I don’t have much strength in my eyes, but the strength I do have I use to look around the room. I have never understood why hospital rooms feel the need to be so bland. I know a hospital needs to be sterile, but it doesn’t mean it has to look that way. I hate all of the machines, they make intermittent and annoying noises and they’re bulky. But they won’t be here for long.
I don’t know all of the details of the stunt that went awry, I don’t need to know, I just know the important details. She was driving the car at a high speed, something she has done hundreds of time and this hundred-and-first time, she lost control and the car rolled. She flatlined twice in the ambulance and was brought back, only to barely have a pulse and diagnosed as brain dead an hour after being admitted. Scott didn’t drag anything out, he signed the paperwork and had the life support turned off.

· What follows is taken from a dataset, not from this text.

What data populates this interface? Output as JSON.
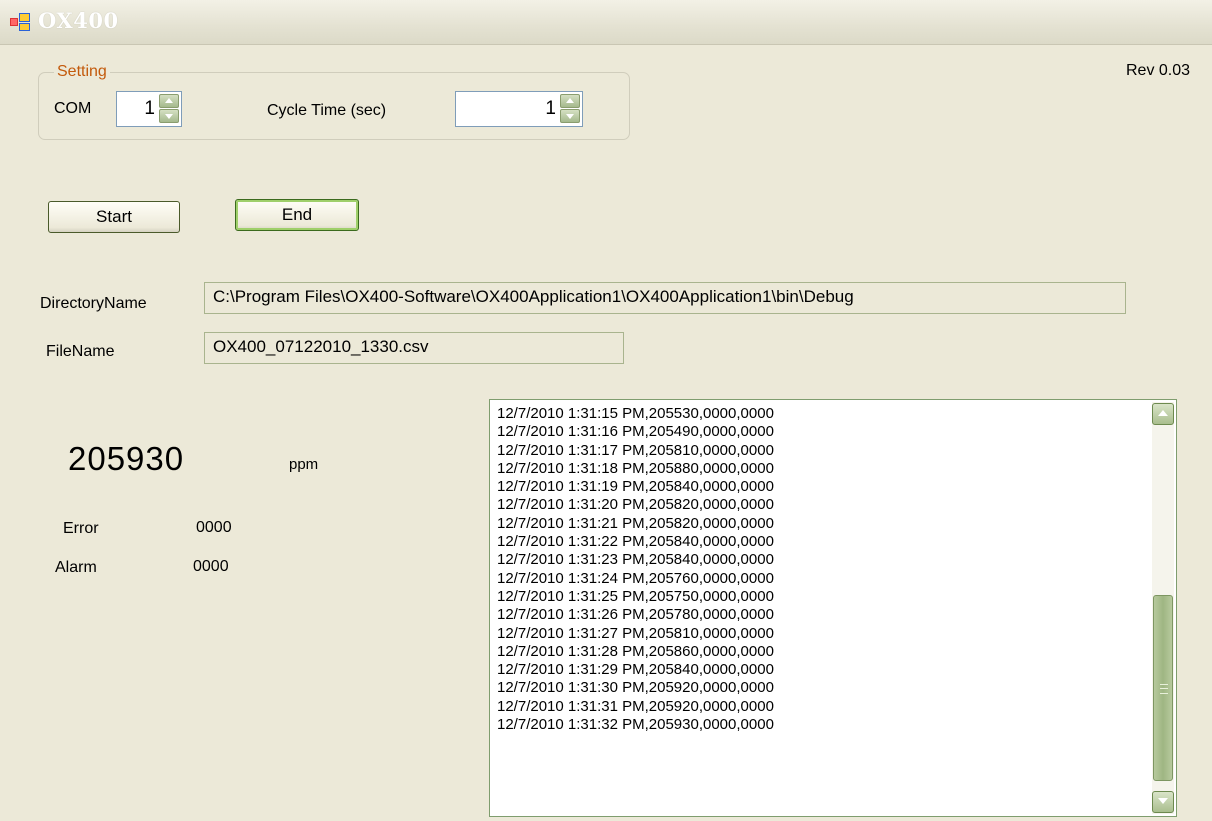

The kids said their goodbyes, they didn’t want to be in the room when it happened. It’s too painful for them and I know I should, but forcing them to be here would have just traumatised them further. Sebastian and Scott are trying to keep it together, but I know them better. I haven’t let go of her hand for one minute. My journey of motherhood began in a hospital room and it would end the same way.
I’m stroking her hand to try and hardwire into my memory of how her hands feel, ignoring the long continuous noise that has just started to fill the entire room.